City staff will paint circles on the grass at Trinity Bellwoods Park on Thursday to encourage visitors to the popular west end park to engage in physical distancing, Mayor John Tory says.

"Park staff will be in Trinity Bellwoods Park tomorrow painting circles on the grass of that park, which will both help to illustrate proper physical distancing and help with the measurements but also help to ensure compliance in a place where we simply have to do better," Tory announced on Wednesday.

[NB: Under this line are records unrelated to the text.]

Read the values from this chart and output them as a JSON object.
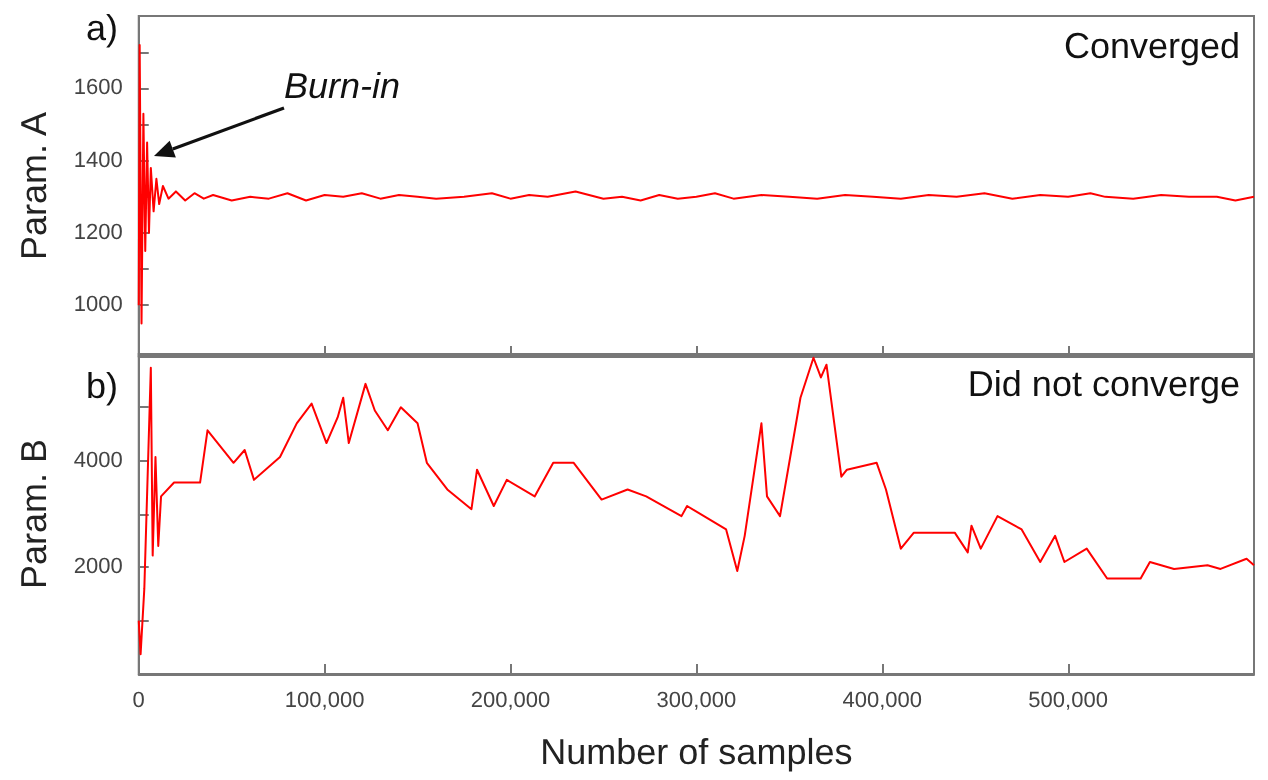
{
  "chart_data": [
    {
      "type": "line",
      "title": "a)",
      "ylabel": "Param. A",
      "annotations": [
        "Converged",
        "Burn-in"
      ],
      "xlim": [
        0,
        600000
      ],
      "xticks": [
        0,
        100000,
        200000,
        300000,
        400000,
        500000
      ],
      "ylim": [
        860,
        1800
      ],
      "yticks": [
        1000,
        {
          "value": 1100,
          "label": null
        },
        1200,
        {
          "value": 1300,
          "label": null
        },
        1400,
        {
          "value": 1500,
          "label": null
        },
        1600,
        {
          "value": 1700,
          "label": null
        }
      ],
      "tick_labels": "y",
      "grid": false,
      "marker": "none",
      "line_style": "solid",
      "series": [
        {
          "color": "#ff0000",
          "x": [
            0,
            500,
            1500,
            2500,
            3500,
            4500,
            5500,
            6500,
            8000,
            9500,
            11000,
            13000,
            16000,
            20000,
            25000,
            30000,
            35000,
            40000,
            50000,
            60000,
            70000,
            80000,
            90000,
            100000,
            110000,
            120000,
            130000,
            140000,
            150000,
            160000,
            175000,
            190000,
            200000,
            210000,
            220000,
            235000,
            250000,
            260000,
            270000,
            280000,
            290000,
            300000,
            310000,
            320000,
            335000,
            350000,
            365000,
            380000,
            395000,
            410000,
            425000,
            440000,
            455000,
            470000,
            485000,
            500000,
            512000,
            520000,
            535000,
            550000,
            565000,
            580000,
            590000,
            600000
          ],
          "values": [
            1000,
            1720,
            950,
            1530,
            1150,
            1450,
            1200,
            1380,
            1260,
            1350,
            1280,
            1330,
            1295,
            1315,
            1290,
            1310,
            1295,
            1305,
            1290,
            1300,
            1295,
            1310,
            1290,
            1305,
            1300,
            1310,
            1295,
            1305,
            1300,
            1295,
            1300,
            1310,
            1295,
            1305,
            1300,
            1315,
            1295,
            1300,
            1290,
            1305,
            1295,
            1300,
            1310,
            1295,
            1305,
            1300,
            1295,
            1305,
            1300,
            1295,
            1305,
            1300,
            1310,
            1295,
            1305,
            1300,
            1310,
            1300,
            1295,
            1305,
            1300,
            1300,
            1290,
            1300
          ]
        }
      ]
    },
    {
      "type": "line",
      "title": "b)",
      "xlabel": "Number of samples",
      "ylabel": "Param. B",
      "annotations": [
        "Did not converge"
      ],
      "xlim": [
        0,
        600000
      ],
      "xticks": [
        0,
        {
          "value": 100000,
          "label": "100,000"
        },
        {
          "value": 200000,
          "label": "200,000"
        },
        {
          "value": 300000,
          "label": "300,000"
        },
        {
          "value": 400000,
          "label": "400,000"
        },
        {
          "value": 500000,
          "label": "500,000"
        }
      ],
      "ylim": [
        0,
        6000
      ],
      "yticks": [
        {
          "value": 1000,
          "label": null
        },
        2000,
        {
          "value": 3000,
          "label": null
        },
        4000,
        {
          "value": 5000,
          "label": null
        }
      ],
      "grid": false,
      "marker": "none",
      "line_style": "solid",
      "series": [
        {
          "color": "#ff0000",
          "x": [
            0,
            1000,
            3000,
            6500,
            7500,
            9000,
            10500,
            12000,
            19000,
            33000,
            37000,
            51000,
            57000,
            62000,
            76000,
            85000,
            93000,
            101000,
            107000,
            110000,
            113000,
            122000,
            127000,
            134000,
            141000,
            150000,
            155000,
            166000,
            179000,
            182000,
            191000,
            198000,
            213000,
            223000,
            234000,
            249000,
            263000,
            273000,
            292000,
            295000,
            316000,
            322000,
            326000,
            335000,
            338000,
            345000,
            356000,
            363000,
            367000,
            370000,
            378000,
            381000,
            397000,
            402000,
            410000,
            417000,
            439000,
            446000,
            448000,
            453000,
            462000,
            475000,
            485000,
            493000,
            498000,
            510000,
            521000,
            539000,
            544000,
            557000,
            575000,
            582000,
            596000,
            600000
          ],
          "values": [
            1000,
            370,
            1600,
            5740,
            2220,
            4070,
            2400,
            3330,
            3590,
            3590,
            4570,
            3960,
            4200,
            3640,
            4070,
            4700,
            5070,
            4330,
            4810,
            5180,
            4330,
            5440,
            4940,
            4570,
            5000,
            4700,
            3960,
            3460,
            3090,
            3830,
            3150,
            3640,
            3330,
            3960,
            3960,
            3270,
            3460,
            3330,
            2960,
            3150,
            2710,
            1930,
            2590,
            4700,
            3330,
            2960,
            5180,
            5930,
            5560,
            5800,
            3700,
            3830,
            3960,
            3460,
            2350,
            2650,
            2650,
            2280,
            2780,
            2350,
            2960,
            2710,
            2100,
            2590,
            2100,
            2350,
            1790,
            1790,
            2100,
            1970,
            2040,
            1970,
            2160,
            2040
          ]
        }
      ]
    }
  ]
}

"Social distancing circles," as they are known, have been painted in white on grass at parks in U.S. cities, namely Dolores Park in San Francisco and in Brooklyn's Domino Park in New York City.

On Monday, Tory announced that the city was exploring the idea of the circles painted on grass in parks to encourage physical distancing.

The painting at Trinity Bellwoods follows a weekend in which thousands crowded into the large green space on Saturday and paid little heed to public health directives to slow the spread of COVID-19. 

Under a city physical distancing bylaw, people not living in the same household are required to keep two metres apart or face being ticketed when they are in public parks and squares.

And under a provincial emergency order, gatherings of more than five people are prohibited.

© Noah Berger/Associated PressAn aerial view of 'social distancing circles' in San Francisco's Dolores Park on Thursday, May 21.

The mayor said on Monday that city staff are reviewing "what went on" at the park to ensure it doesn't happen again while the city continues to grapple with a major COVID-19 outbreak. 

The park, located several blocks west of Bathurst Street, is sandwiched between Dundas Street West to the north and Queen Street West to the south.